Niall handed the book back to his son. "What dreams you have." Now he placed his hands on both Ronan's shoulders. "Keep it hidden." With one last devilish smile he walked away, leaving Ronan lost and alone. As always.
Ronan, the one who lived in the present, held much the same expression for a moment as he stared after his father.
no subject
The change in scene was enough to yank Stacia out of the quicksand of her Rage, and the scene playing out between a younger Ronan and what is clearly his father gave her the time to recenter herself. She stared after the elder Lynch herself, nonplussed. "In case outside confirmation helps, yes, that was a dick move on his part," she said, her voice back in its usual register.

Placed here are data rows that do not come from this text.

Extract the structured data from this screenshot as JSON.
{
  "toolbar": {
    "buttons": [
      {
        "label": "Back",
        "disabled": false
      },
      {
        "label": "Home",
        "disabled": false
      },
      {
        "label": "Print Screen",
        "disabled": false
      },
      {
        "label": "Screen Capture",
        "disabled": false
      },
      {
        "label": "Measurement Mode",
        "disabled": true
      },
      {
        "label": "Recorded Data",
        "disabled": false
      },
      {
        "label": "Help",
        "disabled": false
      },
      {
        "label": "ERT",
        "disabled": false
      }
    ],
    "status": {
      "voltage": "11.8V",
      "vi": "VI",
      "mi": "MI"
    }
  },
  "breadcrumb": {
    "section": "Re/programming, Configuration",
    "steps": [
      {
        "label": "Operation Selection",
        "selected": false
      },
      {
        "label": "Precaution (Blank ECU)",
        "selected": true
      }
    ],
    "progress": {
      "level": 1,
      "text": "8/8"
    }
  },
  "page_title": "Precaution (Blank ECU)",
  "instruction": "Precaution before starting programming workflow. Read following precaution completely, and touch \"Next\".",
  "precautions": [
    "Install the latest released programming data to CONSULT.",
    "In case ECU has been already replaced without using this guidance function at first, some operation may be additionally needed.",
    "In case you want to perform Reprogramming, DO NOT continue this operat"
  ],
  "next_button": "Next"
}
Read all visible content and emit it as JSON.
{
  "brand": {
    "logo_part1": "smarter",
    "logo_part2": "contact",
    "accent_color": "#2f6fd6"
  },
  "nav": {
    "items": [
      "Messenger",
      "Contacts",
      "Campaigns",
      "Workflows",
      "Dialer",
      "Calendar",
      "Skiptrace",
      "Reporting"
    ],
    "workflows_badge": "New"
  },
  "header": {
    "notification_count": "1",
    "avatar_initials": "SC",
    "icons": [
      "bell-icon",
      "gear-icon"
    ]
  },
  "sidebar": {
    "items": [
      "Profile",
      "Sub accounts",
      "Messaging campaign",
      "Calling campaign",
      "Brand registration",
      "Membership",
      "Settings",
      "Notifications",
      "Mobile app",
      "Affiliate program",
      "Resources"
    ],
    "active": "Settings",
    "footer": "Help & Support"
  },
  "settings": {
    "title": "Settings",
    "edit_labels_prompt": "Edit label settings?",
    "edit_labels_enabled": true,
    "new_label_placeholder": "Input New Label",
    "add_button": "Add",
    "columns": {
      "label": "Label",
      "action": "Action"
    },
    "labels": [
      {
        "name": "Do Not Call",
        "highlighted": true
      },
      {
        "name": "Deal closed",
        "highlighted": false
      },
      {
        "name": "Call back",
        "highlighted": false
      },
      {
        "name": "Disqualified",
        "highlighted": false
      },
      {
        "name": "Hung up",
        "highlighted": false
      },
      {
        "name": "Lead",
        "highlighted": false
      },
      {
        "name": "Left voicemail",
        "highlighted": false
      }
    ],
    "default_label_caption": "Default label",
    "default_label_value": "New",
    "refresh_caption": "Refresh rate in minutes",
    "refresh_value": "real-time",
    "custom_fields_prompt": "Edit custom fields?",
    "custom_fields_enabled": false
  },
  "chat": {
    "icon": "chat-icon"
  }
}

Questions begin nibbling at the edges of her curiosity: what reasons Ronan's father could have by dancing around Ronan's questions instead of answering them, whether he was trying to cultivate Ronan's abilities or stifle them. They'd probably be rude to ask though, since she hadn't been invited to be here in the first place, and Ronan wasn't a big sharer outside of his own head.
no subject
They were here, still talking softly together, forever in love in Ronan's memories. His father would forever be full of secrets and now Stacia voiced what Declan had always said.
She was right. They were both right. Ronan looked at the person he had been. His face was softer and somewhere in that lost expression, he saw the hurt in his eyes, and he felt how alone he had been and always would be in this moment.
Anger flared hot within him, coming so quickly from confronting Stacia, it couldn't be contained. All he could think about was Stacai's anger over her mother's lies and his own anger at his father's-- so many, lies-- and the fact that his mother and father were in the other room and they'd disappear in a few moments.
Ronan grabbed a vase full of impossible blue flowers, pulled from his father's mind, and threw it. It crashed against the wall but before the pieces hit the floor, it all vanished. The vase and flowers were back on its stand. Ronan clenched his hands into fists. His body shook beyond control. He had to bite down hard on his lip to stifle any sob. Then he took a deep breath as his younger brother, all smiles and bouncing golden hair, came down the hall.
The younger Ronan stood straighter and he smiled to cover his hurt. It worked.
"I love your friend! Now we can have parties. Your friend can meet my friends."
"I'm not sure it works that way," Ronan from the memory said.
Ronan turned to Stacia. "Matthew didn't even know," he said. He scoffed. "But you know what's really fucked up? My older brother knew the whole time and I didn't find out until a year after my dad..." He let out a breath. "I'm never going to get to ask him why."